Sunday 26 June 2016

Love, Sex and Magic


Looking for love nowadays feels both easier and harder than ever. It's easier in the sense that there is so many more ways to connect to people, not just in your community, but around the world. It's harder in the sense that, with the rise of technology, where you can find out any answer to any question, there is a need for immediacy, and this has filtered through to the sexual landscape we live in. I feel like all anyone wants these days is a shag, and they are not prepared to wait for it.

I've been on many dates trying to find the one. Wait, let me re-phrase that. I've been on many FIRST dates trying to find the one. In the past I think I inadvertently gave out mixed signals. I'd talk about wanting a relationship, then when they said “Do you want to come back to mine, I'd say” “Yeah alright, sounds good” People translate come back to mine as sex, but I translate come back to mine as come back to mine. Do you know what I mean? I'm honest and I say what I mean. If I say let's go back to yours, I don't mean let's have sex. If I wanted to have sex with you, I'd try to awkwardly say back at mine or yours “Sooooooo … do you wanna *cough cough* you know … do the deed” As lame as that sounds, you see, I've never fully had sex. I've tried a couple of times, but never went through with it. I've just not felt comfortable enough. I'd love to find someone who is willing to have some patience when it comes to sex. Now that doesn't mean, we take the smallest steps in the world when it comes to intimacy. It also doesn't mean I don't love a good flirt. What it means is that when it comes having the best sexual experience, it won't happen immediately, so let's just take our time and practice, as we get to know each other more and more, and like each other more and more, it'll get so much better. I fear though that this situation is unrealistic. No one seems to truly understand. They say they do, but they never follow through in reality.

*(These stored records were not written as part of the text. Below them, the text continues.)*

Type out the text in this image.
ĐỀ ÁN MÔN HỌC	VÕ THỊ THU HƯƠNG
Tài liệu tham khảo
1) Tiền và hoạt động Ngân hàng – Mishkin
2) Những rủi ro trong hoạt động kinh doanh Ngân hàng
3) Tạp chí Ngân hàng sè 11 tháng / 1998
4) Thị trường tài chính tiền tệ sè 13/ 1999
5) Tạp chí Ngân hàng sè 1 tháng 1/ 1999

Another problem I seem to have is with protection. A lot of people don't seem to want to wear it. I do everything protected. This doesn't mean I think you're infected. This means that with the rise of STI's nowadays, I'm not willing to take that risk with ANYONE on the PLANET. If we, down the line, end up in a relationship and are totally comfortable and trustworthy, then of course we can leave it, but even then, do we really have to? Does it really make that much of a difference? I wouldn't know if it does, but I wouldn't think so.

All this talk of sex really dilutes what should be at the heart of a relationship, and as corny as this sounds, it's love (oh god cringe, i'm a big softie). Sex shouldn't be the be all and end all. Of course you need to find the other person physically very attractive but that doesn't mean you need to rush to have sex. Love is about more than sex. It's about someone's personality, having fun, getting to know each others hobbies and passions etc.


We, and I'm including myself in this, need to stop judging everyone so harshly, and give people a chance. You never know who might come round the corner. Not everyone is going to look like a model. This doesn't mean you need to drop your standards. I love a guy who keeps fit for example. All it means is, if someone has a certain hang up or less than perfect aspect or aspects, don't dump them immediately. In this time we live in, we need to be more caring for each other, and less excluding. The world needs love, we need love, I need love.